Courtesy of Basic Books

How well does this ideal world connect to our real, physical universe?
Sometimes you have some beautiful mathematics which comes out of the real world. We all know the story of Newton, an apple falling on his head. But another possibility is that within the narrative of mathematics, he discovered something about the real world. So, there is a sort of back-and-forth connection between the two. Neither controls the other. I think that the way to make progress in physics is to use this connection, to use experiments, but also to use the awesome powers that mathematics gives us to come up with new ideas. And that, I think, is a good illustration of this subtle interplay between the physical and the mathematical worlds.

You were fascinated by math and quantum physics from an early age. How did growing up in Soviet Russia influence your pursuits?
By the time I was 16 years old, I was very passionate about mathematics. Just a couple of years earlier there was someone in my life, a professional mathematician, who opened the world of mathematics to me, this magic, beautiful universe. He did for me what I now hope to do for other people with my book.
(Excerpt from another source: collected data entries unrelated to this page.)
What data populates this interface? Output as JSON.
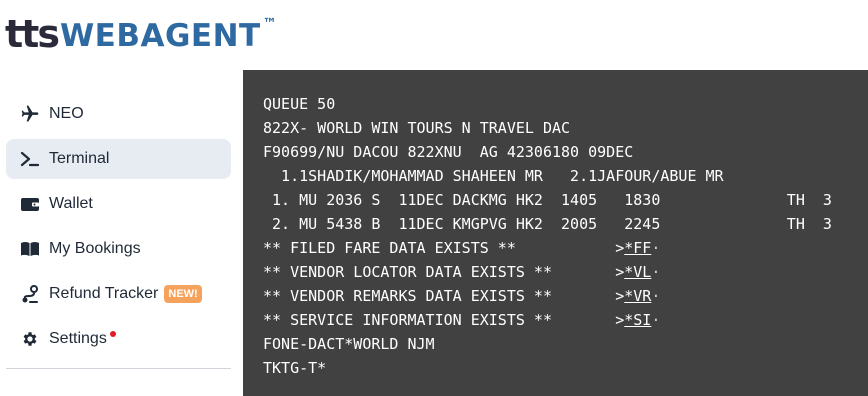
{
  "brand": {
    "tts": "tts",
    "webagent": "WEBAGENT",
    "tm": "™"
  },
  "sidebar": {
    "items": [
      {
        "label": "NEO"
      },
      {
        "label": "Terminal"
      },
      {
        "label": "Wallet"
      },
      {
        "label": "My Bookings"
      },
      {
        "label": "Refund Tracker",
        "badge": "NEW!"
      },
      {
        "label": "Settings"
      }
    ]
  },
  "terminal": {
    "lines": [
      "QUEUE 50",
      "822X- WORLD WIN TOURS N TRAVEL DAC",
      "F90699/NU DACOU 822XNU  AG 42306180 09DEC",
      "  1.1SHADIK/MOHAMMAD SHAHEEN MR   2.1JAFOUR/ABUE MR",
      " 1. MU 2036 S  11DEC DACKMG HK2  1405   1830              TH  3",
      " 2. MU 5438 B  11DEC KMGPVG HK2  2005   2245              TH  3",
      "** FILED FARE DATA EXISTS **           ",
      "** VENDOR LOCATOR DATA EXISTS **       ",
      "** VENDOR REMARKS DATA EXISTS **       ",
      "** SERVICE INFORMATION EXISTS **       ",
      "FONE-DACT*WORLD NJM",
      "TKTG-T*"
    ],
    "links": [
      {
        "prefix": ">",
        "cmd": "*FF",
        "dot": "·"
      },
      {
        "prefix": ">",
        "cmd": "*VL",
        "dot": "·"
      },
      {
        "prefix": ">",
        "cmd": "*VR",
        "dot": "·"
      },
      {
        "prefix": ">",
        "cmd": "*SI",
        "dot": "·"
      }
    ]
  },
  "colors": {
    "brand_dark": "#2a2a3a",
    "brand_blue": "#2e6aa1",
    "terminal_bg": "#414141",
    "active_nav_bg": "#e6ecf2",
    "badge_bg": "#f5a25d",
    "notify_dot": "#e11d2a"
  },
  "icons": {
    "neo": "airplane-icon",
    "terminal": "terminal-prompt-icon",
    "wallet": "wallet-icon",
    "bookings": "open-book-icon",
    "refund": "route-icon",
    "settings": "gear-icon"
  }
}
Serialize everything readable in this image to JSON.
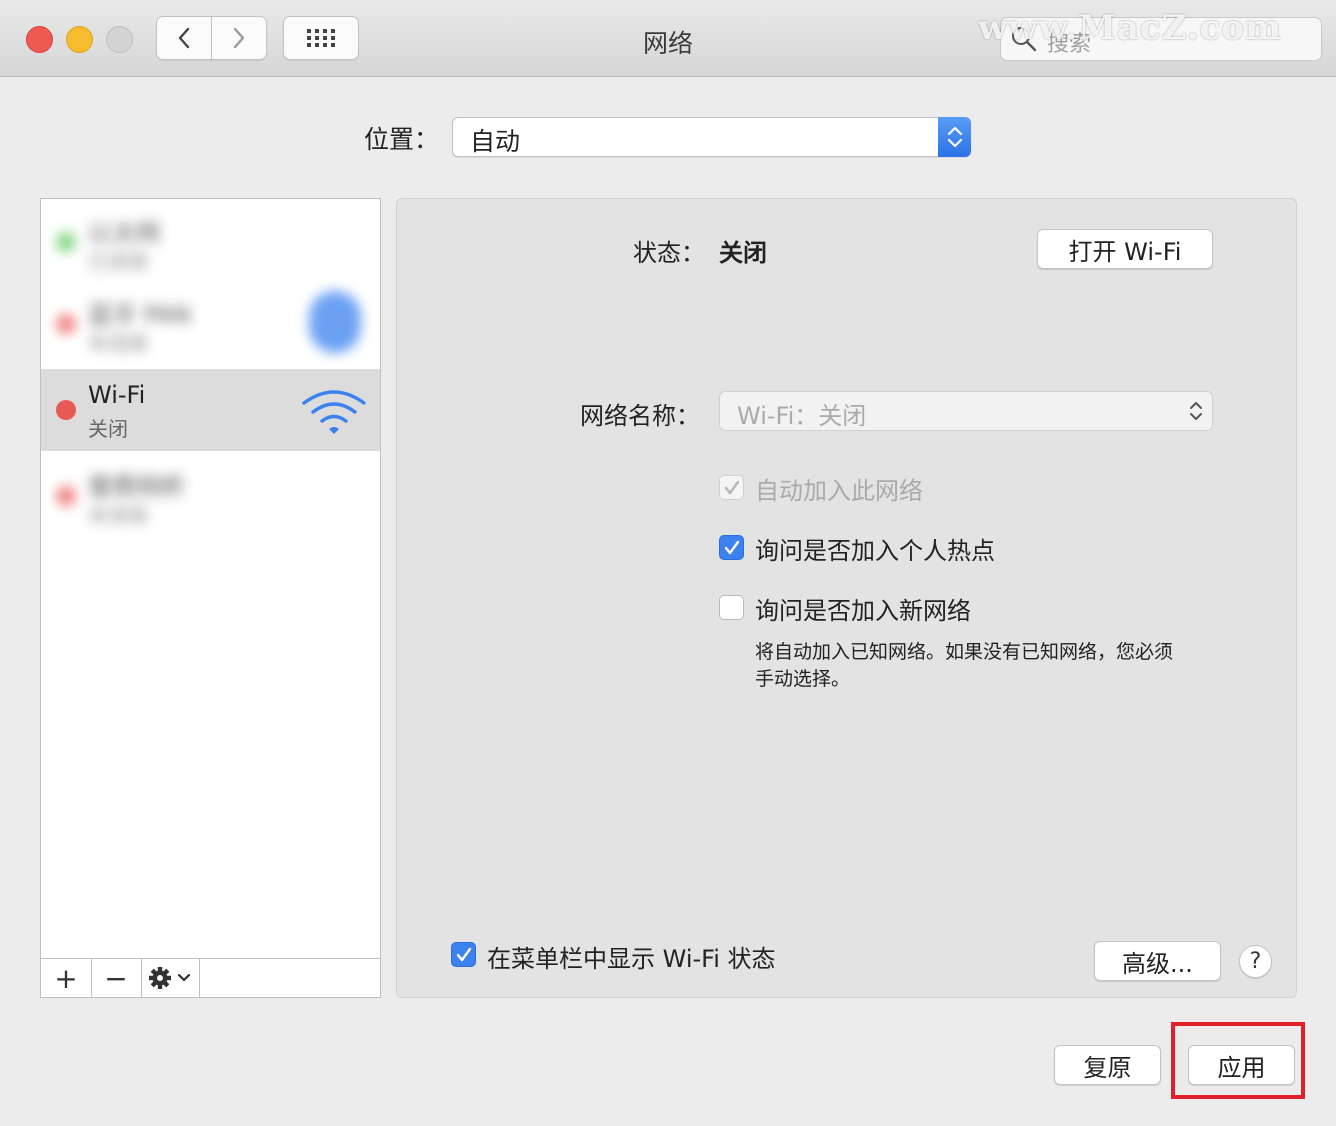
{
  "window": {
    "title": "网络",
    "search_placeholder": "搜索",
    "watermark": "www.MacZ.com"
  },
  "location": {
    "label": "位置：",
    "value": "自动"
  },
  "sidebar": {
    "services": [
      {
        "name": "以太网",
        "status": "已连接",
        "dot": "#5ac95a",
        "blurred": true
      },
      {
        "name": "蓝牙 PAN",
        "status": "未连接",
        "dot": "#e85a55",
        "blurred": true
      },
      {
        "name": "Wi-Fi",
        "status": "关闭",
        "dot": "#e85a55",
        "selected": true
      },
      {
        "name": "雷雳网桥",
        "status": "未连接",
        "dot": "#e85a55",
        "blurred": true
      }
    ],
    "add_symbol": "+",
    "remove_symbol": "−"
  },
  "panel": {
    "status_label": "状态：",
    "status_value": "关闭",
    "toggle_wifi_button": "打开 Wi-Fi",
    "network_name_label": "网络名称：",
    "network_name_value": "Wi-Fi：关闭",
    "auto_join_label": "自动加入此网络",
    "ask_hotspot_label": "询问是否加入个人热点",
    "ask_new_label": "询问是否加入新网络",
    "ask_new_desc_line1": "将自动加入已知网络。如果没有已知网络，您必须",
    "ask_new_desc_line2": "手动选择。",
    "show_menubar_label": "在菜单栏中显示 Wi-Fi 状态",
    "advanced_button": "高级...",
    "help_button": "?"
  },
  "footer": {
    "revert_button": "复原",
    "apply_button": "应用"
  },
  "colors": {
    "accent": "#3b82f0",
    "highlight": "#e0202a"
  }
}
But then there was a seemingly insurmountable obstacle. Because of some absolutely stupid policies of anti-Semitism, I was not accepted into university. The doors were closed in front of me.

Yet you managed to carry on your studies?
My career in mathematics, even much more perhaps, was saved by the generosity of my teachers—at the institution where I ultimately studied but also outside it. In some ways, I suppose this made me stronger, but I was lucky. I feel that I owe it to others to extend the same kind of help and maybe try to open doors, give access, the way I was given access.
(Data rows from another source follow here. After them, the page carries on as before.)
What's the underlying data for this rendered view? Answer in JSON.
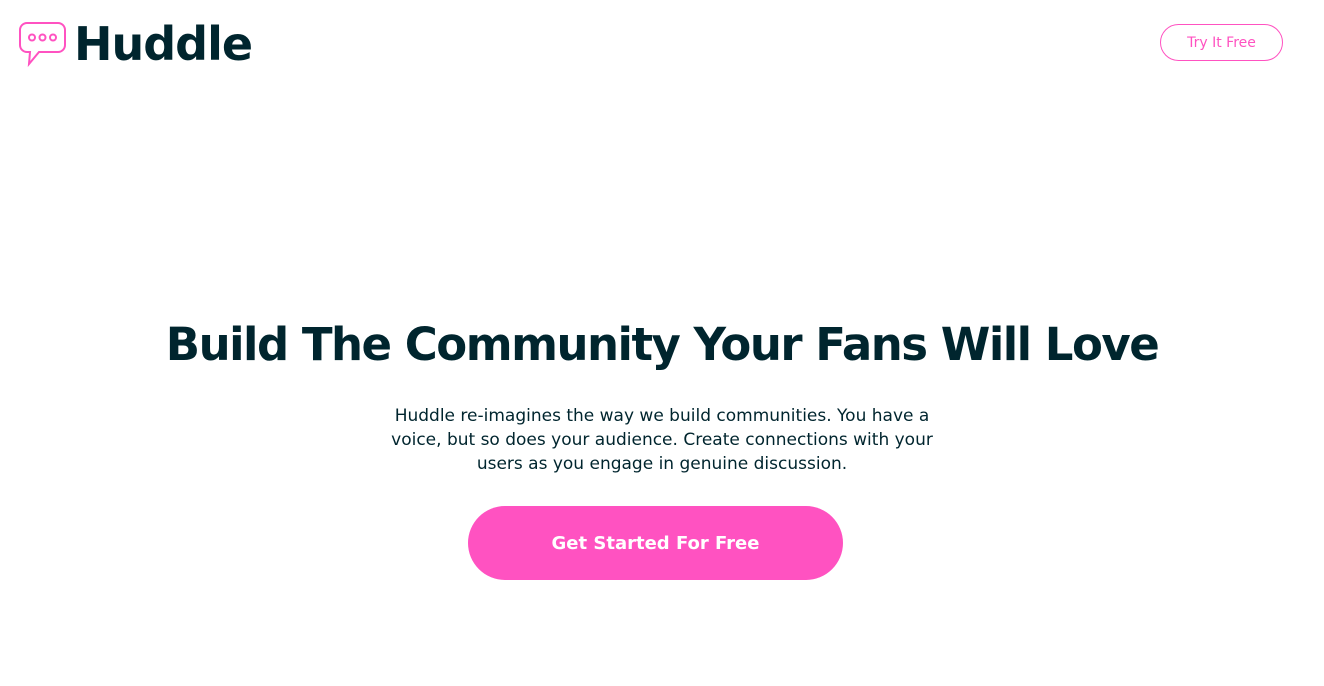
{
  "header": {
    "logo_text": "Huddle",
    "try_button_label": "Try It Free"
  },
  "hero": {
    "title": "Build The Community Your Fans Will Love",
    "description": "Huddle re-imagines the way we build communities. You have a voice, but so does your audience. Create connections with your users as you engage in genuine discussion.",
    "cta_label": "Get Started For Free"
  },
  "colors": {
    "accent": "#ff52c1",
    "text_dark": "#00252e",
    "background": "#ffffff"
  },
  "icons": {
    "logo": "chat-bubble-icon"
  }
}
You have previously tried to convey the beauty of mathematics through film. Why?
So much damage has been done in terms of the way mathematics is misunderstood by our society. It has essentially become impossible to talk to most people directly about it. With the film Rites of Love and Math, which I made four years ago with the French director Reine Graves, the idea was to penetrate some of those defenses—to talk about math indirectly by appealing to the emotional rather than to the cerebral.

In the film, we show a formula being tattooed onto the skin, becoming part of the body, and we hoped that this would allow the viewer to think about mathematics differently. The best reward was when somebody from the audience would raise his or her hand and ask, “But what does the formula mean?” which was exactly the point.

Do people really need to know about these formulas if they aren’t mathematicians?
We have to realize the power of mathematics. By now it’s well-understood that the global economic crisis was caused, in part, by misuse of mathematical models. People who understood those models were actually sounding the alarm. It was the executives who had the power, who were the decision-makers, who did not understand how these formulas functioned. Their logic was: “Well, while these things work, we’re making profits.”

Recent revelations about the National Security Agency also show how math, particularly cryptography, can be misused.
I think it’s very similar to the dilemma that physicists faced when they realized the power of the nuclear bomb. We are talking about a group of physicists who were just trying to understand the structure of the universe, the structure of matter, and inadvertently discovered this incredible power.

I would not tell any scientist to stop his or her research because it might have some possible evil applications. But once you discover that it does have these applications, I think it’s also your responsibility to do whatever you can to prevent the discovery from being used for evil purposes.

So mathematicians should take a stand?
Mathematical power is not the power of a bomb. You cannot see its effect as immediately as Hiroshima and Nagasaki. But a formula can be just as powerful in terms of controlling our lives. It can alter the course of history; it can affect millions of people.

I think we mathematicians are a little bit behind the curve. We are not fully aware of the Frankenstein that we may have already created or could create. I think that’s another aspect of this responsibility of mathematicians to take a more public role—to educate the public by giving them access to the beauty and power of mathematics.